На другой день Альфред сломал зуб и решил, что это кара за издевательства над Терезой. С меня, известного язычника, спросить нечего, так что наказан один только он, Альфред.
Я рассмеялся, он взбесился.
Прежде чем отправляться в паломничество, надо было дождаться конца второго курса химиотерапии. Тогда мы и тронулись в путь, два гомика-паломника. Всю дорогу Альфред сидел, прильнув головой к стеклу и спрятавшись за зеленой занавеской – ему не хотелось, чтобы все пялились на его распухшее, отекшее от гормонов лицо. Дурачок, да ведь у любого из алльгойских крестьян лицо вдвое больше и краснее, чем у него.
Жадно слушал я все истории о том, как святой Пий исцелял больных. Еще одна крошечная капелька надежды. Опухоль между тем росла – я постоянно названивал в лабораторию и узнавал результаты анализов. Сердце у меня замирало в тоске, а на том конце равнодушно шуршали бумагами и безразличный голос лаборантки, как приказ о казни, зачитывал мне данные о лейкоцитах, уровне гемоглобина, росте опухоли. И дела наши с каждым днем становились все хуже.
В автобусе постоянно крутили видео: отец Пий машет из окошка своей кельи огромным платком, белым, как его борода. Иногда он кивал головой, и паломники со слезами на глазах отвечали ему. Одна пожилая дама из деревни близ Мемингена рассказала, как отец Пий диктовал ей номера выигрышных лотерейных билетов, и она даже кое-что выиграла. Другая показала глубокие шрамы на шее: нет, не было никакой операции – святой Пий два раза провел по ее огромному зобу рукой, и базедовой болезни как не бывало.
Надежда. Снова надежда. Надежда в сочетании со страхом – жутчайшее из чувств.
Всю дорогу туда я полагал, что отец Пий еще жив. Я так и видел: Альфред закатывает свою рубашку, святой отец прощупывает ему живот и улыбается, а потом мы возвращаемся домой, и врачи в больнице в изумлении разглядывают снимки компьютерной томографии, на которых нет больше и следа от опухоли. Я видел уже, как ухмыляется Альфред своей неподражаемой нагловатой ухмылкой.
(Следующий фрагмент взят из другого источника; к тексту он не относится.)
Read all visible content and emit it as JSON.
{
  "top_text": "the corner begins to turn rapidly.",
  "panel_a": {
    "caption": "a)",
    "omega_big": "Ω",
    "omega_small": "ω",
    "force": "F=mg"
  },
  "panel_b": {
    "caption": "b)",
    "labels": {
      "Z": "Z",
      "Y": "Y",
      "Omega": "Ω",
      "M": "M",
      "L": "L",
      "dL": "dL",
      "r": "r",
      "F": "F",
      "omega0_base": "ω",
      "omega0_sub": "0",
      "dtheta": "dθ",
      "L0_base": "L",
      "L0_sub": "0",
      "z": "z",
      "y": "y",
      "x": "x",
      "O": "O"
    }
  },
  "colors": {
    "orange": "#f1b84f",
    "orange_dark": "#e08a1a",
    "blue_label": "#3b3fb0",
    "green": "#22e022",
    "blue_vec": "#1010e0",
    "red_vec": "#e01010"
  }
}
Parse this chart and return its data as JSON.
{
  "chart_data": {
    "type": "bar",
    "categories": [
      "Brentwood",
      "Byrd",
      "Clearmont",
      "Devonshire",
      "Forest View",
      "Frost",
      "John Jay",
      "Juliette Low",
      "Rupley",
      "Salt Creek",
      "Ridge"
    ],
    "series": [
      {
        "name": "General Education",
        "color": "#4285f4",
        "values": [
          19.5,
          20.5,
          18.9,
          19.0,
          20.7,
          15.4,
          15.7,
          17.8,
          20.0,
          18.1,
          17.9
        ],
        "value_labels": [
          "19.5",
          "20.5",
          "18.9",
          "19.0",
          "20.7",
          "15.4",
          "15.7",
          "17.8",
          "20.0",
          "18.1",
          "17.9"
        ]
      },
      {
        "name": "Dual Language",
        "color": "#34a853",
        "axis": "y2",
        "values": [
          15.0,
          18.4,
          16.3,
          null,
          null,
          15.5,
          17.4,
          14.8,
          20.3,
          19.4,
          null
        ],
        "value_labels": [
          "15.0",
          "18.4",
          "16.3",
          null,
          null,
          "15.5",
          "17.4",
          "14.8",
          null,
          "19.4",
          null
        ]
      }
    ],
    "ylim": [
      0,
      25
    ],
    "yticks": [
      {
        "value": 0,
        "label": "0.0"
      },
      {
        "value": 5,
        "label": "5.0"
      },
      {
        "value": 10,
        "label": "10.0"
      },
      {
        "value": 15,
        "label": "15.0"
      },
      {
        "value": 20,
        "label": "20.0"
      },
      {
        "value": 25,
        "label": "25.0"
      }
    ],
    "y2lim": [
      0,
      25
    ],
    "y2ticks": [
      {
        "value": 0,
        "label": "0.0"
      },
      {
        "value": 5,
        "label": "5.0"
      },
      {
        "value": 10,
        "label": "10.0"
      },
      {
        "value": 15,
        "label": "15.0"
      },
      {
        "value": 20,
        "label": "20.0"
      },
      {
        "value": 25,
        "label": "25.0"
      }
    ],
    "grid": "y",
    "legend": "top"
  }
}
Вера должна спасти его, я был в этом убежден.
Если бы святой отец был еще жив, так бы оно и произошло, я точно знаю, но он, как выяснилось, давно уже умер. В бессильном бешенстве любовался я на его уродливую бронзовую статую, увешанную подношениями благодарных больных, которых он исцелил: очки от тех, кто некогда был слеп, детские нагруднички от некогда бесплодных женщин. И это все? Все, я вас спрашиваю?!
Альфред утешал меня, как ребенка, который вдруг узнал, что деда Мороза на самом деле не существует. чтобы развеяться, он предложил по дороге домой завернуть в Венецию.